Stromal beta-catenin activation impacts nephron progenitor differentiation in the developing kidney and may contribute to Wilms tumor.

Wilms tumor (WT) morphologically resembles the embryonic kidney, consisting of blastema, epithelial, and stromal components, suggesting tumors arise from the dysregulation of normal development. Beta-catenin activation is observed in a significant proportion of WTs; however, much remains to be understood about how it contributes to tumorigenesis. While activating beta-catenin mutations are observed in both blastema and stromal components of WT, current models assume that activation in the blastemal lineage is causal.

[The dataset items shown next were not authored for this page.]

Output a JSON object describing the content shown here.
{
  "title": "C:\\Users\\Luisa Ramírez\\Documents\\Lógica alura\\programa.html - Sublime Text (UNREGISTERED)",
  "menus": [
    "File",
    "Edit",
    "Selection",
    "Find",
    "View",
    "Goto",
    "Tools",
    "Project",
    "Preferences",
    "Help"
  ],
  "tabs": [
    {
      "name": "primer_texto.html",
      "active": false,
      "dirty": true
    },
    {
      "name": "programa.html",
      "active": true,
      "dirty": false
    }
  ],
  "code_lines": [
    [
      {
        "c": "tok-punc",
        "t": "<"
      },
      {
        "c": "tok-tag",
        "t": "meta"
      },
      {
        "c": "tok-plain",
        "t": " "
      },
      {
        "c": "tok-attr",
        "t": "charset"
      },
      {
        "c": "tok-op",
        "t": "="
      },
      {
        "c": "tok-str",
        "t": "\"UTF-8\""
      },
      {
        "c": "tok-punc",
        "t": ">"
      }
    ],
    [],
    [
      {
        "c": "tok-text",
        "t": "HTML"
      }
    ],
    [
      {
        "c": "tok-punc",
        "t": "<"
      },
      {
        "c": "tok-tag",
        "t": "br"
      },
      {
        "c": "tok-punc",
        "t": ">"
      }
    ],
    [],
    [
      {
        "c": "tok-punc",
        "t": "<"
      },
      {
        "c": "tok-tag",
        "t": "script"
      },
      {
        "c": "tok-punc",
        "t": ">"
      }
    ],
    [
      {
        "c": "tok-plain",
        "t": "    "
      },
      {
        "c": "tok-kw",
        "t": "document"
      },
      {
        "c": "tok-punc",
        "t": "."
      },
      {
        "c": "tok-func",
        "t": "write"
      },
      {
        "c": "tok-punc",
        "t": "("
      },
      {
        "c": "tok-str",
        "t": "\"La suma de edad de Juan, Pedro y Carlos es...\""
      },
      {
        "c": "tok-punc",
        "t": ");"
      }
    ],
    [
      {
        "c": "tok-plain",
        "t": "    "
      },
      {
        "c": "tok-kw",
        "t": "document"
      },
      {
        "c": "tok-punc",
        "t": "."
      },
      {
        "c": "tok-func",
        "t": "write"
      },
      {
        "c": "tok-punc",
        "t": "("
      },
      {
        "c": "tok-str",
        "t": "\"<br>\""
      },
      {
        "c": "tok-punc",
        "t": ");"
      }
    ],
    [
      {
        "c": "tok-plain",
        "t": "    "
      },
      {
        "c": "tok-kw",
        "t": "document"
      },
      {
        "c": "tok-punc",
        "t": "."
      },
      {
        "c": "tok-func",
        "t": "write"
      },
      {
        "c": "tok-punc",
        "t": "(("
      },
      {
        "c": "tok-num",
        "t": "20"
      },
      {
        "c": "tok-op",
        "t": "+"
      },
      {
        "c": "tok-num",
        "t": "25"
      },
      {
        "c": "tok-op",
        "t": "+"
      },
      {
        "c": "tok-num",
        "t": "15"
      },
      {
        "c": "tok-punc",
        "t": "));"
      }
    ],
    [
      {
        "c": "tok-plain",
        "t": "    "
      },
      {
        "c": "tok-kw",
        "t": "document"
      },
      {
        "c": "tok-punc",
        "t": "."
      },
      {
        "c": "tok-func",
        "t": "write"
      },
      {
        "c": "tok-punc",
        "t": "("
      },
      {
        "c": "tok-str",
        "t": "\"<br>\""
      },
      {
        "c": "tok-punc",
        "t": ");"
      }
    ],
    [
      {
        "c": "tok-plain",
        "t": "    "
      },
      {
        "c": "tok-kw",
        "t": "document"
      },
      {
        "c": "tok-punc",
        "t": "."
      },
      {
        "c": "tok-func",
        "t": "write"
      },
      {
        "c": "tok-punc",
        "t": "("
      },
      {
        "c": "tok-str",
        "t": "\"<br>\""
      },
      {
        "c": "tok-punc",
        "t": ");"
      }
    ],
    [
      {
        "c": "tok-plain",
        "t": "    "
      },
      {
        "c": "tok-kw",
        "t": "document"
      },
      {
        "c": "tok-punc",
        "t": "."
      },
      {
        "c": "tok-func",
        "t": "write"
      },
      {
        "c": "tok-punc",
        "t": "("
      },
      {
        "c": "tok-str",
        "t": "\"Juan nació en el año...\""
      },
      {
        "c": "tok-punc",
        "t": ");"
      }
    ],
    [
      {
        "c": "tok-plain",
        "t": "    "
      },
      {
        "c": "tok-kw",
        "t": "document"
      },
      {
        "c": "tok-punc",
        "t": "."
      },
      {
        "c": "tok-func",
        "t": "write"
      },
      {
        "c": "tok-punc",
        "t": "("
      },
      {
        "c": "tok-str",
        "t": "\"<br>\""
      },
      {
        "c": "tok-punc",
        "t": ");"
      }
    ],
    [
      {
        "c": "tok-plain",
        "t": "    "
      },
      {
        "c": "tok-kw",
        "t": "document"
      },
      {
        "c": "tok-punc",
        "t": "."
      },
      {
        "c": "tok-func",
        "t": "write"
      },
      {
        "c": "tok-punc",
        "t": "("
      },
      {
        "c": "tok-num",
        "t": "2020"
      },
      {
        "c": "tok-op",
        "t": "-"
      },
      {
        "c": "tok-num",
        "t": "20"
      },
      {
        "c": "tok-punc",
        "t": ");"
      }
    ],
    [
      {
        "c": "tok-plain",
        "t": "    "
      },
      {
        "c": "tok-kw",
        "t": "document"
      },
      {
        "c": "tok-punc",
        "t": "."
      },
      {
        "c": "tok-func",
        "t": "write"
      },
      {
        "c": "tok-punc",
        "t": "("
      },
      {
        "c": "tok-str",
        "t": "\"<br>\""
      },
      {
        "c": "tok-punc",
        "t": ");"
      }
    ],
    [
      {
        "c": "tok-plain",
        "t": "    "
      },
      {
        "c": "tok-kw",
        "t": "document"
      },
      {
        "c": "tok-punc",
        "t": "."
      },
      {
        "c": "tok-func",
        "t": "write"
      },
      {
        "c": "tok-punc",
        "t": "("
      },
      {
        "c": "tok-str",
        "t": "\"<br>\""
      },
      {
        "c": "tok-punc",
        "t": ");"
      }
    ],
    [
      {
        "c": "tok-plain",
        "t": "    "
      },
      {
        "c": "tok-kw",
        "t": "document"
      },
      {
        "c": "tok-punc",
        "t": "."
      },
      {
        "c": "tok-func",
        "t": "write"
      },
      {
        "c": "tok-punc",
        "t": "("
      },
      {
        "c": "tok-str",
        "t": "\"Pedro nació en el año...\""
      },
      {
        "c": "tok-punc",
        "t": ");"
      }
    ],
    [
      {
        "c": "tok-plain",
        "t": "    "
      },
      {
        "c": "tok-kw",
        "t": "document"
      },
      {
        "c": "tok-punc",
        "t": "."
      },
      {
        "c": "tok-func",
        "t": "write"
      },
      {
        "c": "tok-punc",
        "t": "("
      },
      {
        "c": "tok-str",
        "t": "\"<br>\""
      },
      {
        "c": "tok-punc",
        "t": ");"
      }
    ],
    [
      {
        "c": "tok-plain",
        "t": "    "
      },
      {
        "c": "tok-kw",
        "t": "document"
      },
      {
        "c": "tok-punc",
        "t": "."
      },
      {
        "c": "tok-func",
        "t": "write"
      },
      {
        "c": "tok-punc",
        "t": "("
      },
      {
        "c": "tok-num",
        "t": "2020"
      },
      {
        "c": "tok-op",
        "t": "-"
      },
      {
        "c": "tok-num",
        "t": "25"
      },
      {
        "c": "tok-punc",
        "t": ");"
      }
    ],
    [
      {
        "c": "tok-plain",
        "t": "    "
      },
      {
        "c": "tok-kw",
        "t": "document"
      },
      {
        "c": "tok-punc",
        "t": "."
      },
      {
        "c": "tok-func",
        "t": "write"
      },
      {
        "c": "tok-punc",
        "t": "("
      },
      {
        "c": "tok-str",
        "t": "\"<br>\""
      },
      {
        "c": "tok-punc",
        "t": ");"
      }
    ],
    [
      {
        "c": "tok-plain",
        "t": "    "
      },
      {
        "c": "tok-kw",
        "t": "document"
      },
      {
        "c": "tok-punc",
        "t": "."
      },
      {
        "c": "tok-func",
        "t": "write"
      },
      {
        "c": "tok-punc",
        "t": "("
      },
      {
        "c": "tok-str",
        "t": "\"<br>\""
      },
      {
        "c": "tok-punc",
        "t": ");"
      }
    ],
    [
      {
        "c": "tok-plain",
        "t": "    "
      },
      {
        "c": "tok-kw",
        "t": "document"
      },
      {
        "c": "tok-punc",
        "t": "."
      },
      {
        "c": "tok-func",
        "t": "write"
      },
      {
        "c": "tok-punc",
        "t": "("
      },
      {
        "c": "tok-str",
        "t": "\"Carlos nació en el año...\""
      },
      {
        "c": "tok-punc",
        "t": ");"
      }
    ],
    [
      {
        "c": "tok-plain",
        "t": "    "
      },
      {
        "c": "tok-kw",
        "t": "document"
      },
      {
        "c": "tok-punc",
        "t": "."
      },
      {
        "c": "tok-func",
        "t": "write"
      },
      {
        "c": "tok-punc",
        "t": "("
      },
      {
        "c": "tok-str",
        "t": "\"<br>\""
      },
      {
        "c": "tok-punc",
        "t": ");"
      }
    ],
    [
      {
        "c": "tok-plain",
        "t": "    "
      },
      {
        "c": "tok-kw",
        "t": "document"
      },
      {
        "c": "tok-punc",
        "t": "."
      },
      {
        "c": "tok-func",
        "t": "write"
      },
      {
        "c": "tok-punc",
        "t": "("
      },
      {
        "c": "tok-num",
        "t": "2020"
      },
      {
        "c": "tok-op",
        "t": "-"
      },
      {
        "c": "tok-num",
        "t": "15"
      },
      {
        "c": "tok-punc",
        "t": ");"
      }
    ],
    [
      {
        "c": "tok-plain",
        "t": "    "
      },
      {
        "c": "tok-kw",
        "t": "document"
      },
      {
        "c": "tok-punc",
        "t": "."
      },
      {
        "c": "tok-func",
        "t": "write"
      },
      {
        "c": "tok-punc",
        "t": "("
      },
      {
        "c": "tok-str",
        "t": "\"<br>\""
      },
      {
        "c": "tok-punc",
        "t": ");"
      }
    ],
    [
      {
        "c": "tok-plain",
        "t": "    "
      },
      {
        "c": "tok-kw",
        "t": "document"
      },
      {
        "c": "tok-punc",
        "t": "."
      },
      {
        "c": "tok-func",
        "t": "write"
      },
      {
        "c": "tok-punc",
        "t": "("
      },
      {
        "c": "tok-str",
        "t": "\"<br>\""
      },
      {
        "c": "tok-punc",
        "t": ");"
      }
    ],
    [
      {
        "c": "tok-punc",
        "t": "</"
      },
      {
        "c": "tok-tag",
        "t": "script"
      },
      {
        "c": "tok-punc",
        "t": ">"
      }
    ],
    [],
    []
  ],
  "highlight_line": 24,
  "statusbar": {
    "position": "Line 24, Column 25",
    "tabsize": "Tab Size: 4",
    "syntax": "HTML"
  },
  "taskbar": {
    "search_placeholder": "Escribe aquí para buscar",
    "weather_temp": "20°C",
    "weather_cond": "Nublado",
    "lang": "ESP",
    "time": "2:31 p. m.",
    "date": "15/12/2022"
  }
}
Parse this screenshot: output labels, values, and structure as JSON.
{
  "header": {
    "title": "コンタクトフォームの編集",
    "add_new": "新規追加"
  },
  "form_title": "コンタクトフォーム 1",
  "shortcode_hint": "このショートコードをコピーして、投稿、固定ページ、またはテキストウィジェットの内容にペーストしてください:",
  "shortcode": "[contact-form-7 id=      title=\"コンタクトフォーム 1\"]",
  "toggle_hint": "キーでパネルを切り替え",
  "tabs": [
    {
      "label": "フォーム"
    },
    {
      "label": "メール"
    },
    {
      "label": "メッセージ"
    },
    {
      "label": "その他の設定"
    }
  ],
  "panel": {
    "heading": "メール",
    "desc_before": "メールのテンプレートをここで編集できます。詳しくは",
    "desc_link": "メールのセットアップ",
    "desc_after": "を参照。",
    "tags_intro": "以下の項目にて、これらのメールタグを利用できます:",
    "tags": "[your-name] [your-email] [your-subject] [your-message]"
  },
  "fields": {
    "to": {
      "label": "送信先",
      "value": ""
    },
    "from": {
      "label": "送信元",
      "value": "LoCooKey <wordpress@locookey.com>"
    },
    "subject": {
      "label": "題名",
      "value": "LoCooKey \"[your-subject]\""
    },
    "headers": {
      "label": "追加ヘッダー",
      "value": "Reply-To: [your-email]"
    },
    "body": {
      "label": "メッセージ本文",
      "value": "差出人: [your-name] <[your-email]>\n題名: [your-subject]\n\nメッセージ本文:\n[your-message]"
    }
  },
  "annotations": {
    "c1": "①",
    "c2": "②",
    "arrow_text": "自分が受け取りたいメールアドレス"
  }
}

Paradoxically, studies performed in mice suggest that activation of beta-catenin in the nephrogenic lineage results in loss of nephron progenitor cell (NPC) renewal, a phenotype opposite to WT. Here, we show that activation of beta-catenin in the stromal lineage non-autonomously prevents the differentiation of NPCs. Comparisons of the transcriptomes of kidneys expressing an activated allele of beta-catenin in the stromal or nephron progenitor cells reveals that human WT more closely resembles the stromal-lineage mutants. These findings suggest that stromal beta-catenin activation results in histological and molecular features of human WT, providing insights into how alterations in the stromal microenvironment may play an active role in tumorigenesis.